Heroic efforts by film music specialist, Berndt Heller, which involved reassembling a print from sources in London, Prague and Vienna, have resulted in a very watchable version, complete except for the last 625 metres. The film is (perhaps mercifully) half the length of the opera, and the score, in this case in a chamber version, abounds with familiar tunes - sometimes sounding a little strange in their new guise, as when the Italian tenor's aria is rendered on trumpet and harmonium. The musical arrangement is on the whole very efficient and surprisingly varied, considering that only 11 instruments are involved. This performance was given by the Karlsruhe-based group, Ensemble 13, who, under the direction of Manfred Reichert, achieved miracles of synchronisation, assisted by a gadget operated from the orchestra pit.

The film itself, dating from 1926, presented some novel angles on the familiar story, with new scenes, including a massive outdoor battle involving what looked like half the Austrian army, an open-air masked ball, and numerous comic or satirical touches not so evident in the opera. Perhaps most interesting of all is the presence in the plot of a whole new strand, as we follow the adventures of the Marschallin's absent husband, busily saving his country on the battlefield, while overhearing rumours of his wife's carryings-on back home. As played by Paul Hartmann, the Marschall cuts an impressive and lonely figure, with a dignity assisted by his (relatively) restrained performance. Something that cannot be said of the other chief players, who over-act with abandon in the "serious" love scenes in a way that seems irresistibly ludicrous to contemporary eyes, and caused much hilarity in the audience at Saturday's screening.

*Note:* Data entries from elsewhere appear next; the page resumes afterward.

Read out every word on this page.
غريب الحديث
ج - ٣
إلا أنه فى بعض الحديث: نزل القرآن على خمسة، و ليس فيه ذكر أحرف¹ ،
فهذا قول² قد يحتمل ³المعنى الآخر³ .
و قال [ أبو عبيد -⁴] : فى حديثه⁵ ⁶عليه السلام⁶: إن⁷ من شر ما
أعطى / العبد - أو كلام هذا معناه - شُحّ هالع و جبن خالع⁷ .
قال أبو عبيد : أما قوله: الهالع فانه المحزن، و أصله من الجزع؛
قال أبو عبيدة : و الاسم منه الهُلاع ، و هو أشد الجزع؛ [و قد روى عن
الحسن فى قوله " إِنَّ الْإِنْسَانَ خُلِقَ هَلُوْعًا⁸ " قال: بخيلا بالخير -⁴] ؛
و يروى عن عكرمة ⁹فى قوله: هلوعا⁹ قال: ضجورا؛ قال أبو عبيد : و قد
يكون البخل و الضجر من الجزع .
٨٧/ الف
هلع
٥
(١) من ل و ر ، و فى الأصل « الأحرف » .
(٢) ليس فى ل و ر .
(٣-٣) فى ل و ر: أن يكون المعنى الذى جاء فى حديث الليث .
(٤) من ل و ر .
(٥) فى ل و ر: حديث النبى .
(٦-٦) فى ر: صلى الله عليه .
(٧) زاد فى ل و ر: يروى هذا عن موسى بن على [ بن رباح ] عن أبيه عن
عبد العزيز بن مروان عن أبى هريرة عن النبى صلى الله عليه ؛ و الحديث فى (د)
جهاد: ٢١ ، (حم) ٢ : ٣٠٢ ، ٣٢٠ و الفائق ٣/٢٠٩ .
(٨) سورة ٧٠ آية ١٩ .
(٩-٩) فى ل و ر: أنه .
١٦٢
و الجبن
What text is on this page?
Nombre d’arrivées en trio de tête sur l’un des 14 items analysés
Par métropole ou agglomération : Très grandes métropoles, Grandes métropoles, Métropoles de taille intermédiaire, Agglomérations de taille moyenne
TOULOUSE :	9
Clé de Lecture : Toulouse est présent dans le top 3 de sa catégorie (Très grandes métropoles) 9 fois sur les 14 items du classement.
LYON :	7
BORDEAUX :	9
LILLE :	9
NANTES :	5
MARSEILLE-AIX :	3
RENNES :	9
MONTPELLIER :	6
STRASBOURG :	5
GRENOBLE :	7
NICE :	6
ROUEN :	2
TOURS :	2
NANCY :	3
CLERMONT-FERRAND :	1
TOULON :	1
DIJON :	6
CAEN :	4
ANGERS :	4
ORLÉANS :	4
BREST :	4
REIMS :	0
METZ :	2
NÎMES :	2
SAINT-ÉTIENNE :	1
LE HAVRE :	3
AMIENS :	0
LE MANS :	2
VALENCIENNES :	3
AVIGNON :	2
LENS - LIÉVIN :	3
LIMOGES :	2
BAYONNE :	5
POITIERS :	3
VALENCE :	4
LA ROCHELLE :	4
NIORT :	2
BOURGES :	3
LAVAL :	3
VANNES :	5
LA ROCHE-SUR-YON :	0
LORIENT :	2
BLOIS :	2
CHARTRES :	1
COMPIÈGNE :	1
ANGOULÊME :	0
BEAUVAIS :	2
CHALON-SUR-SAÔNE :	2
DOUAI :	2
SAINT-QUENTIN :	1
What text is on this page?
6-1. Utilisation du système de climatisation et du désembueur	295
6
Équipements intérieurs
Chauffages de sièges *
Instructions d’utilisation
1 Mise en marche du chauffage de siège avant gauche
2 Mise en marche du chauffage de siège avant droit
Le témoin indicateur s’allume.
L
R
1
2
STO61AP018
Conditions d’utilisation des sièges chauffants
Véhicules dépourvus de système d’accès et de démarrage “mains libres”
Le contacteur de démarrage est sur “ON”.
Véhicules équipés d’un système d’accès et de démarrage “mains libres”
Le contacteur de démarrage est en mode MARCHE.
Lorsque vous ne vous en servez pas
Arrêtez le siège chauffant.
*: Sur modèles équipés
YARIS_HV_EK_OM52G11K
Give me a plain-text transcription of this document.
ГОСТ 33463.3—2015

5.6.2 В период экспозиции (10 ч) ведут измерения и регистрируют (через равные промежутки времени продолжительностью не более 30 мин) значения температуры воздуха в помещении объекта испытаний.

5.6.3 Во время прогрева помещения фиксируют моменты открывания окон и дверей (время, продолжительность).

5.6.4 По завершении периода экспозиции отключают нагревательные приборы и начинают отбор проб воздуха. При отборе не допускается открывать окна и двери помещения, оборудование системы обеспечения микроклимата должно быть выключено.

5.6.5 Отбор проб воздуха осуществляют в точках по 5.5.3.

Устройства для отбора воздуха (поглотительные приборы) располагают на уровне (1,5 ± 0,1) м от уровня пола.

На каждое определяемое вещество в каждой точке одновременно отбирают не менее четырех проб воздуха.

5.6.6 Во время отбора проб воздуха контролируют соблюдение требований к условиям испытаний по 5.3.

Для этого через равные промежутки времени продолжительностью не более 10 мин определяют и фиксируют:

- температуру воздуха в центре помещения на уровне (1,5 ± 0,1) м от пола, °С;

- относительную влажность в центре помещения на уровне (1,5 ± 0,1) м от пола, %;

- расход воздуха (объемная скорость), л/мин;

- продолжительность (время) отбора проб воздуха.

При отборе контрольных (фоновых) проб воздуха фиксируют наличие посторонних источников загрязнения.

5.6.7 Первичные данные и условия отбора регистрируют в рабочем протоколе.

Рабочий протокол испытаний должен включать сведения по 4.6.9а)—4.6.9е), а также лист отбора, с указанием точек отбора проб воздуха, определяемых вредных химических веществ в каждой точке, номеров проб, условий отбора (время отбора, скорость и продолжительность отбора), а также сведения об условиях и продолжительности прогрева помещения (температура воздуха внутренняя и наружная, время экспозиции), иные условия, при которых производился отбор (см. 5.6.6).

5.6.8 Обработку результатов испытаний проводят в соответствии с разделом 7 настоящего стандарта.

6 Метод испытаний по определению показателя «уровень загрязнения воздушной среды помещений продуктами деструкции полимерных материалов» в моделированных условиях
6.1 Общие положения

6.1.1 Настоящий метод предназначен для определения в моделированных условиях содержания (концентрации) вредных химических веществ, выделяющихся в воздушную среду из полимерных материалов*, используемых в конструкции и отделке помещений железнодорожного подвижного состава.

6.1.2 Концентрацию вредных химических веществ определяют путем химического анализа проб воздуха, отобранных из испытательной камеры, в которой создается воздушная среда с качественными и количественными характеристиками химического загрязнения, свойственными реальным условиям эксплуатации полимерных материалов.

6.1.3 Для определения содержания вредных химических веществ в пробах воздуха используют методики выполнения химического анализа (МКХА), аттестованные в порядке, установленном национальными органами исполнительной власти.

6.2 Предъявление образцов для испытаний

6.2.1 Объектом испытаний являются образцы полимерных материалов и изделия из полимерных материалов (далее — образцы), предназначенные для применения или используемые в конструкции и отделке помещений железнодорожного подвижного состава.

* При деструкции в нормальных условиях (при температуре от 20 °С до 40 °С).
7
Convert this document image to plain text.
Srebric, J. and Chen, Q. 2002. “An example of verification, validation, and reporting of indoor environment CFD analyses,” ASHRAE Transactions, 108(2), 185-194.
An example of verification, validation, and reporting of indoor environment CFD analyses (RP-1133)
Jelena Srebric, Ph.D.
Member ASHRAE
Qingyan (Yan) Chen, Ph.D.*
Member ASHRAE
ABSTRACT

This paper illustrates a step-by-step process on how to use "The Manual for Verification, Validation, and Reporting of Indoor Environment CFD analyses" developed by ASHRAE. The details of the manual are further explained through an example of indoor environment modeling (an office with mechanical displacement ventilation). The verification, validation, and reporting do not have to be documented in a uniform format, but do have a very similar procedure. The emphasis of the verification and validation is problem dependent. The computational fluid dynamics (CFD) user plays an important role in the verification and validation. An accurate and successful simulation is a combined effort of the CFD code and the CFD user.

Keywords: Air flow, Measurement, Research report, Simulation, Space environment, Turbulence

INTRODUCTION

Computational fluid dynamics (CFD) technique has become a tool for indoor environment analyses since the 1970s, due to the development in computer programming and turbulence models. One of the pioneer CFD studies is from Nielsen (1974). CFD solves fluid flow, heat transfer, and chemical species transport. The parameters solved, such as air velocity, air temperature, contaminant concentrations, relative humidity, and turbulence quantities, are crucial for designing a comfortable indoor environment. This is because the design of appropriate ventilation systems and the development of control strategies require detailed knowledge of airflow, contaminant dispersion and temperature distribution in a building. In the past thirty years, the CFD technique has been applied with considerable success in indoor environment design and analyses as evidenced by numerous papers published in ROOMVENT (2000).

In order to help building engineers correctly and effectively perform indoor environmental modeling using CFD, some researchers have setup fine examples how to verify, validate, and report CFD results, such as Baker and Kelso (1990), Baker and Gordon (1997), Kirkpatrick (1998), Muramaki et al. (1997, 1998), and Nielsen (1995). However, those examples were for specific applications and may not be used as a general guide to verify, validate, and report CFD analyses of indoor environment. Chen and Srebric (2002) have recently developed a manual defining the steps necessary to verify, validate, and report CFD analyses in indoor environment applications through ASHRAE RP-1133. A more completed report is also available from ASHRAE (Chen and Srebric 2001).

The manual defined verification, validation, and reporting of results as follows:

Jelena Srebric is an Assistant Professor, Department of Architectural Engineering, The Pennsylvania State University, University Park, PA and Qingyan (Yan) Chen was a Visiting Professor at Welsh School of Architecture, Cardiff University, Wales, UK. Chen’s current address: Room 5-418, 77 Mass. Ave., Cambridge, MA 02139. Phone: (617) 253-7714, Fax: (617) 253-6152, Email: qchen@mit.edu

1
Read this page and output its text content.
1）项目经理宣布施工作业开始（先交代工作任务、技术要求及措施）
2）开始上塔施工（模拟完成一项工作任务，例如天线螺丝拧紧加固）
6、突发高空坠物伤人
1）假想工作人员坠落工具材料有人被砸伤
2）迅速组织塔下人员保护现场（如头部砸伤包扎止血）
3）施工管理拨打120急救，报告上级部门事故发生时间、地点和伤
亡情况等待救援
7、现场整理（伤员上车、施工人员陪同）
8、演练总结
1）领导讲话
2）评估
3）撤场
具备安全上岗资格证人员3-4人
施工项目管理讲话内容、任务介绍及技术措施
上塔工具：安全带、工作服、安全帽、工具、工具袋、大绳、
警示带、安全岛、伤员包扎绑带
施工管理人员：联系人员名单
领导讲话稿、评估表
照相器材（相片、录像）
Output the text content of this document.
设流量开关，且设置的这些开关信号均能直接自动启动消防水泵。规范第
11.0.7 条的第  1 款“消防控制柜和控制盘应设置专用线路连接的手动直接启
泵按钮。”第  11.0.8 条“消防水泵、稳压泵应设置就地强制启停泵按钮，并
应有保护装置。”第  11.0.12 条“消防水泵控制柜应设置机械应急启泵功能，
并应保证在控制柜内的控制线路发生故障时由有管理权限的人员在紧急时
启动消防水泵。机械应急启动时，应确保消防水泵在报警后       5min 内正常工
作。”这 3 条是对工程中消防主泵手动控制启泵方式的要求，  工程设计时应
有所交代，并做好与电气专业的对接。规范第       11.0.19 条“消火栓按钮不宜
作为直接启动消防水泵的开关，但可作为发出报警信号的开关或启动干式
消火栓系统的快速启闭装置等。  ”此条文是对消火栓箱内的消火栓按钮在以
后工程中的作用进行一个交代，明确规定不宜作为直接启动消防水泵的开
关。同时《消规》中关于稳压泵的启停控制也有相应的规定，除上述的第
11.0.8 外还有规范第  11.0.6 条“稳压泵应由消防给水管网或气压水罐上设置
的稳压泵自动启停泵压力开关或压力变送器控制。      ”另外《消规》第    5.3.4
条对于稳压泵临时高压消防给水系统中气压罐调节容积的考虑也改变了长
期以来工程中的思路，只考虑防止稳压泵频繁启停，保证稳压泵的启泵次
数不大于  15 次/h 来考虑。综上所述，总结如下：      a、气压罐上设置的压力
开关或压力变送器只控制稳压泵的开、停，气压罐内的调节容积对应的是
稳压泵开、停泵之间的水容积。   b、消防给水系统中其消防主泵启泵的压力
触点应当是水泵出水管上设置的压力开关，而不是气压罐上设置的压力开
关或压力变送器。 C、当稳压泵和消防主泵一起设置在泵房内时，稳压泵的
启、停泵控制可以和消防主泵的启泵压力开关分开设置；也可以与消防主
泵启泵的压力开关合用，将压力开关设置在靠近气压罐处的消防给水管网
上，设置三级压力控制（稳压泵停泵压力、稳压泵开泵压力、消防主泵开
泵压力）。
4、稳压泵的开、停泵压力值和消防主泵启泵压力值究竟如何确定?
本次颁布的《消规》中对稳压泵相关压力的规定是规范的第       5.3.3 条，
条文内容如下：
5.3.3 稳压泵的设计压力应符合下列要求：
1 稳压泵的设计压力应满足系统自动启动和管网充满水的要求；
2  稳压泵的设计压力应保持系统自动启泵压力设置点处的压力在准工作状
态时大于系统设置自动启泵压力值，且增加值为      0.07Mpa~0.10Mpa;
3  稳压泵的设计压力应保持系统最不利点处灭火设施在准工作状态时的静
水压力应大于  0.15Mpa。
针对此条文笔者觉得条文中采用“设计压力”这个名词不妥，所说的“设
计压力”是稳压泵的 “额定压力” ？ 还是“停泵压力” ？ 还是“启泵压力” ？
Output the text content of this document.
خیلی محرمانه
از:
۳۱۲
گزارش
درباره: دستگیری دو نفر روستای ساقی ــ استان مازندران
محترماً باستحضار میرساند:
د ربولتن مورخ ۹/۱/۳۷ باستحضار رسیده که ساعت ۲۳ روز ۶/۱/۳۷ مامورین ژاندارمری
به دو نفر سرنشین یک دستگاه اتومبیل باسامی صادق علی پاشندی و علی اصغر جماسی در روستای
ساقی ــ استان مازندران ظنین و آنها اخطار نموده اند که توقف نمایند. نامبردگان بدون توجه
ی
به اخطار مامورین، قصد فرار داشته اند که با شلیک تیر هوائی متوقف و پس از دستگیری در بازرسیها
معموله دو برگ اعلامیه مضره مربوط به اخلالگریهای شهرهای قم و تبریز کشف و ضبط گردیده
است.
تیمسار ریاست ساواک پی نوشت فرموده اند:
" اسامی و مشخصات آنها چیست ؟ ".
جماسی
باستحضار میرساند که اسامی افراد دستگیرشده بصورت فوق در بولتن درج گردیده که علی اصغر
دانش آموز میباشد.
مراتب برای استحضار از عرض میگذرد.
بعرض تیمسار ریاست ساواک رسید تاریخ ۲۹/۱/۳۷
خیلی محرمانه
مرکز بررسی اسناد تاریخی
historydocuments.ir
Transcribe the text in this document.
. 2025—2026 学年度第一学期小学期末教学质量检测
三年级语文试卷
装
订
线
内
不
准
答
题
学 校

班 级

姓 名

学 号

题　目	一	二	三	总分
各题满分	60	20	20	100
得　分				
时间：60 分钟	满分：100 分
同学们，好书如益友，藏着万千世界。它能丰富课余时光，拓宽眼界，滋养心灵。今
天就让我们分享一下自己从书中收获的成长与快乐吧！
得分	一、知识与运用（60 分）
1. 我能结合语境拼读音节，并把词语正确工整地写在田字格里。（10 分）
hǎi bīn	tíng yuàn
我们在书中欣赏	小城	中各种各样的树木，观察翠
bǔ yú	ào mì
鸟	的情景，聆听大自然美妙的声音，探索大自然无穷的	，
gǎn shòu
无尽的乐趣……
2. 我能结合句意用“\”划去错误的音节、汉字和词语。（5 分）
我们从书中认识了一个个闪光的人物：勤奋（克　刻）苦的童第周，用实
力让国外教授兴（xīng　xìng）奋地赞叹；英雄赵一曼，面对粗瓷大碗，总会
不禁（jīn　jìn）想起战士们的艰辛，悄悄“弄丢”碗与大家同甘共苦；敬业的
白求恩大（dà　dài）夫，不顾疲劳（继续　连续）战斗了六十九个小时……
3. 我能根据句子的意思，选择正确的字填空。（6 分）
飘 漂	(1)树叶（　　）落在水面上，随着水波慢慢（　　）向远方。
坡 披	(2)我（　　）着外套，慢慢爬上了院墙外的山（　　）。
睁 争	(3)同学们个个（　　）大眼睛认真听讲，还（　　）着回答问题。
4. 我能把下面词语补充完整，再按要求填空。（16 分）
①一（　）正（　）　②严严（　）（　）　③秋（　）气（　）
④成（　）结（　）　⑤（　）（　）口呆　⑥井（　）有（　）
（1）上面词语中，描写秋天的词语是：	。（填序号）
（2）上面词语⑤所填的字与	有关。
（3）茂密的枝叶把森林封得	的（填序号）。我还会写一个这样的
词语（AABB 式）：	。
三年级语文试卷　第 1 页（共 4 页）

By contrast, this pantomimic excess works well in the comic scenes: the magnificent Michael Bohnen is grotesquely tremendous as Baron Ochs, like some bucolic Austrian version of Dr Johnson, capering madly to the strains of the famous Rosenkavalier waltz.

This showing proved an engrossing and entertaining experience, to the extent that there was a palpable feeling of dismay at the film's abrupt end - those cursed missing 625 metres, which presumably no one will ever see again.